6. Conclusions and implications
This paper has presented an evaluation of change in fire danger across the UK due to climate change. Fire risk is a function of danger and the chance of ignition, and given that the chance of ignition varies differently over space and through the year to fire danger, changes in risk will not necessarily follow exactly changes in danger. However, the results give an indication of how fire hazard in the UK will change over the 21st century.

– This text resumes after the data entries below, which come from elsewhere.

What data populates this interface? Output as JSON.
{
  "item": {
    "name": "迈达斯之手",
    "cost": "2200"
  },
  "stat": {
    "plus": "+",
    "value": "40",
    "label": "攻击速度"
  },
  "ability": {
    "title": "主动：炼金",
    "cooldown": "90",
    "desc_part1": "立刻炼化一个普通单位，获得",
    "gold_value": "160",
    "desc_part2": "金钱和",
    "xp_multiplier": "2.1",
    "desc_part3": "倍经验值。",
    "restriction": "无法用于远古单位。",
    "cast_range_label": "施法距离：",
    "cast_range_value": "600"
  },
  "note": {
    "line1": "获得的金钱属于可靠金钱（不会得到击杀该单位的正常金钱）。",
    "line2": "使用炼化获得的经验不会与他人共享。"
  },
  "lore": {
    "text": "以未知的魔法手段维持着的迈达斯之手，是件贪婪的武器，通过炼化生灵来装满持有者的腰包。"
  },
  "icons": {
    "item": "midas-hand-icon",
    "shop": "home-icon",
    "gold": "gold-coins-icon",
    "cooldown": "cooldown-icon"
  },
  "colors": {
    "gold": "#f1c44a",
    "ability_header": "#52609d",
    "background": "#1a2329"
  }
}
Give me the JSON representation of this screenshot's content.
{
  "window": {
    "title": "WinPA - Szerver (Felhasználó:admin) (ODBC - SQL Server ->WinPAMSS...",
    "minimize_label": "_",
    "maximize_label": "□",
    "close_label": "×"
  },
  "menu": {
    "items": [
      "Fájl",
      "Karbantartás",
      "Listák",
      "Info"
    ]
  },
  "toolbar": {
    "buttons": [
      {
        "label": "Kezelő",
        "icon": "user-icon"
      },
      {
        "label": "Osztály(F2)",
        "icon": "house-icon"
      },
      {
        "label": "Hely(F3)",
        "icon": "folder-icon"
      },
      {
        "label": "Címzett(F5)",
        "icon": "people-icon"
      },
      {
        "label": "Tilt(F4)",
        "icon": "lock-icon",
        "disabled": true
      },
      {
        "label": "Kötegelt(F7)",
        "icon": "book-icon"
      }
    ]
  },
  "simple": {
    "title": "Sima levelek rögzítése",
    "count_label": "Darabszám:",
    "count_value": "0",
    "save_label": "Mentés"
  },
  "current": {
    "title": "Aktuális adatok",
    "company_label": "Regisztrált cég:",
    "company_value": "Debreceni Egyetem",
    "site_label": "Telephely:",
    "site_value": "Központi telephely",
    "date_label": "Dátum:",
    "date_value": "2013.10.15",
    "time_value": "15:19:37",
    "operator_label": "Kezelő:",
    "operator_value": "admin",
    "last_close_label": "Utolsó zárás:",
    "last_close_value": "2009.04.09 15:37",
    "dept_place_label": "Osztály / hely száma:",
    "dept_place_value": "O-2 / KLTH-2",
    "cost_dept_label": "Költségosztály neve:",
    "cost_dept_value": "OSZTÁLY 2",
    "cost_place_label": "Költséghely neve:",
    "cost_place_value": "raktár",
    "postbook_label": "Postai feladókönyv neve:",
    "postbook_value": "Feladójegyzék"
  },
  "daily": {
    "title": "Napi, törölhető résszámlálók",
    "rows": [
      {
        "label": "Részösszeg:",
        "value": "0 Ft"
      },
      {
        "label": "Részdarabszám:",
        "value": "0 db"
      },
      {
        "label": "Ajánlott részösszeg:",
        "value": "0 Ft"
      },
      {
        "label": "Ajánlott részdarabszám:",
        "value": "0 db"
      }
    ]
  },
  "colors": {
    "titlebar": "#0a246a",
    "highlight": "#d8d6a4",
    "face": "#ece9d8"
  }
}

The results show that fire danger increases across the whole of the UK, but the extent and geographical variability in change depends on the specific indicator of fire danger. The absolute danger now and into the future is greatest in the south and east of England, but danger increases too further north. The increase in fire danger is greatest in summer but this is not necessarily when the risk is highest due to the timing of sources of ignition. Reducing emissions to levels consistent with achieving international climate policy targets reduces significantly the increase in fire danger, but does not eliminate it.
There is a wide uncertainty range in how fire danger increases through the 21st century due to variability across plausible climate scenarios. Approximately half of the increase is due to increases in temperature and most of the rest is due to reductions in relative humidity. There is a large difference between the projections of change in danger between the two ensembles of climate projections, and the HadGEM3 ensemble generates larger increases in danger than the CMIP5 ensemble. This is because the HadGEM3 ensemble not only produces larger increases in temperature, it also produces greater reductions in relative humidity. The uncertainty in projected changes in fire danger is therefore determined by, in approximately equal proportions, by the combined effects of uncertainty in change in temperature, relative humidity and rainfall (uncertainty in rainfall has very little effect on the FFMC indicator).
There are several implications of these results. First, the projected large increase in wildfire danger across the UK implies that the risk should be given increased attention not only in emergency planning (such as in the National Security Risk Assessment and National Risk Register, Local Resilience Forum's Community Risk Registers and Fire and Rescue Service's Integrated Risk Management Planning) but also in land use spatial planning and management (infrastructure, development, agriculture, conservation, forestry etc). Second, greater caution and more stringent guidelines are needed for planning activities which can trigger wildfires. Controlled and prescribed burning is an important component of lowland and upland land management, for example, and changes in the risk of a fire spreading could influence practices. Third, the different indicators of danger give subtly different indications of where and how danger will change, and this implies a need for the further development of fire danger indices and indicators more finely tuned to UK fuel sources and meteorological conditions. Fourth, the results show change in fire danger: change in wildfire risk (in terms of area burnt, for example), will be strongly influenced by where fires are started and how the sources and locations of ignition might change. An improved understanding of current and future fire risk therefore needs estimates of change in danger to be combined with models characterising the likelihood of ignition.
Acknowledgments
This research was funded through the UKRI Climate Resilience programme (Grant No. NE/S016481/1). We thank Dr Ian Lisk, Met Office, for providing guidance on the MOFSI system, and Dr Jesús San-Miguel-Ayanz of the European Commission Joint Research Centre for providing the EFFIS fire data for the UK.
Data availability statement
All data that support the findings of this study are included within the article (and any supplementary files).